After adjustments for clinical/radiological factors, performing TTNB over ENB was not significantly associated with a higher diagnostic yield but with a higher risk of pneumothorax (OR=9.69, 95% CI=4.15-22.59). Propensity score-matching resulted in 459 participants (153 ENB and 306 TTNB cases) with balanced pre-procedural characteristics. The overall diagnostic yield did not differ significantly between ENB and TTNB (85.0% vs. 89.9%, p=0.124). The diagnostic yield (86.7% vs. 90.3%, p=0.280) and sensitivity for malignancy (85.3% vs. 88.8%, p=0.361) were comparable among patients with a class 2 bronchus sign. However, TTNB demonstrated a significantly higher complication rate of pneumothorax (28.8% vs. 3.9%, p<0.001) and pneumothorax requiring tube drainage (6.5% vs. 2.0%, p=0.034) than ENB.
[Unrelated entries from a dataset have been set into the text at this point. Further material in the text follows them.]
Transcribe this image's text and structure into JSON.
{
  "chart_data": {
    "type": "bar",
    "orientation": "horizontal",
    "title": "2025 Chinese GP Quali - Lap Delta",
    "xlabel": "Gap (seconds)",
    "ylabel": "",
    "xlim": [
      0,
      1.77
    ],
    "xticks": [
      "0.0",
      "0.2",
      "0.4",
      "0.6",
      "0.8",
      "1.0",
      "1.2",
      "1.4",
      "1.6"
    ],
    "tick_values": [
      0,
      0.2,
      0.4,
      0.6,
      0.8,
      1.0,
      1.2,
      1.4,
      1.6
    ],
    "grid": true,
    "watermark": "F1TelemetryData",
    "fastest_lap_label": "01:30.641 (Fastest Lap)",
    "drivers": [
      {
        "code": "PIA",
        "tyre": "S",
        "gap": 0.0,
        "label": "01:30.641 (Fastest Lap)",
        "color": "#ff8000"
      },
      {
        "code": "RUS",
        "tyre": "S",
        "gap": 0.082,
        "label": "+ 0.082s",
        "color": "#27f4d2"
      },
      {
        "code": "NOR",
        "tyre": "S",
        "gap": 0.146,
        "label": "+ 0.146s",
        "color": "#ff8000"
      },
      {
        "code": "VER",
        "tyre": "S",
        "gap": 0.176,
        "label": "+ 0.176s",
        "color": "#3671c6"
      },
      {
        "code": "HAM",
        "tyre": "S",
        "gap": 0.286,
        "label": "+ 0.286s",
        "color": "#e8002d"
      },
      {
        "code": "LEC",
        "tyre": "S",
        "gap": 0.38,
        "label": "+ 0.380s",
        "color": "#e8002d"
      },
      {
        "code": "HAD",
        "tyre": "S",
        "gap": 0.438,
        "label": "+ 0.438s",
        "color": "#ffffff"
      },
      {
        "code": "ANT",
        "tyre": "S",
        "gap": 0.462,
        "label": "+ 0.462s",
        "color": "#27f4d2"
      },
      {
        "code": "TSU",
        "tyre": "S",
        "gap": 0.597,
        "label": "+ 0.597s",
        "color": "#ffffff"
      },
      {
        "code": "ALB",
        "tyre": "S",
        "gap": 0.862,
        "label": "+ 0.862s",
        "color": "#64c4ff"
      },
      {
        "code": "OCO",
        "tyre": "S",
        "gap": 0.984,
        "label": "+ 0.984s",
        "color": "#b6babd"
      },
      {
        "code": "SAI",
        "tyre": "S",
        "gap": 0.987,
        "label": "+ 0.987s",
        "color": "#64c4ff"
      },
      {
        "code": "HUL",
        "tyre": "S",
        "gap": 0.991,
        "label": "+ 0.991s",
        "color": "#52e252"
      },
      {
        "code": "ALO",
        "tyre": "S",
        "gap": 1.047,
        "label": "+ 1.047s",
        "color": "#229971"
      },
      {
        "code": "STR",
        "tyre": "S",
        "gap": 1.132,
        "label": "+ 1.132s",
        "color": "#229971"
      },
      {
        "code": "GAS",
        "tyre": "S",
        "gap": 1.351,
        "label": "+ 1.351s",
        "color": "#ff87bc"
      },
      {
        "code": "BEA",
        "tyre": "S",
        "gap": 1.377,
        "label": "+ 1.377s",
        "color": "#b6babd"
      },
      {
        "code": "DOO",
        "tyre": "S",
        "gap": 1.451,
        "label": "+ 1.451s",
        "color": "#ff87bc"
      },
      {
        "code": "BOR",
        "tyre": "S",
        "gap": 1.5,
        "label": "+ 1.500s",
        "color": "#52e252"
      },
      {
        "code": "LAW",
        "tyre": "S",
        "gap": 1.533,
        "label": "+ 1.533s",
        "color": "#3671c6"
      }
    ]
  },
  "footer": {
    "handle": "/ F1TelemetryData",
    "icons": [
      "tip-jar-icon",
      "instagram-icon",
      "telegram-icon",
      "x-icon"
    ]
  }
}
校正临床/影像学因素后,与ENB相比,TTNB与更高的诊断率无显著相关性,但具有更高的气胸风险(OR=9.69, 95% CI=4.15 ~ 22.59)。倾向性评分匹配平衡了459例患者(153例ENB和306例TTNB)术前特征。ENB和TTNB的总体诊断率没有显著差异(85.0%VS89.9%,p=0.124)。在有2级支气管征的患者中,诊断率(86.7%对90.3%,p=0.280)和对恶性肿瘤的敏感性(85.3%VS88.8%,p=0.361)相当。然而,TTNB组气胸(28.8% vs. 3.9%, p<0.001)和需要引流的气胸 (6.5% vs. 2.0%, p=0.034)的并发症发生率显著高于ENB组。

Conclusion结论

ENB demonstrated a diagnostic yield comparable with that of TTNB for diagnosing bronchus sign-positive peripheral pulmonary lesions with significantly lower complication rates.

ENB对支气管征阳性的周围型肺占位性病变的诊断效能与TTNB相当,且并发症发生率较低。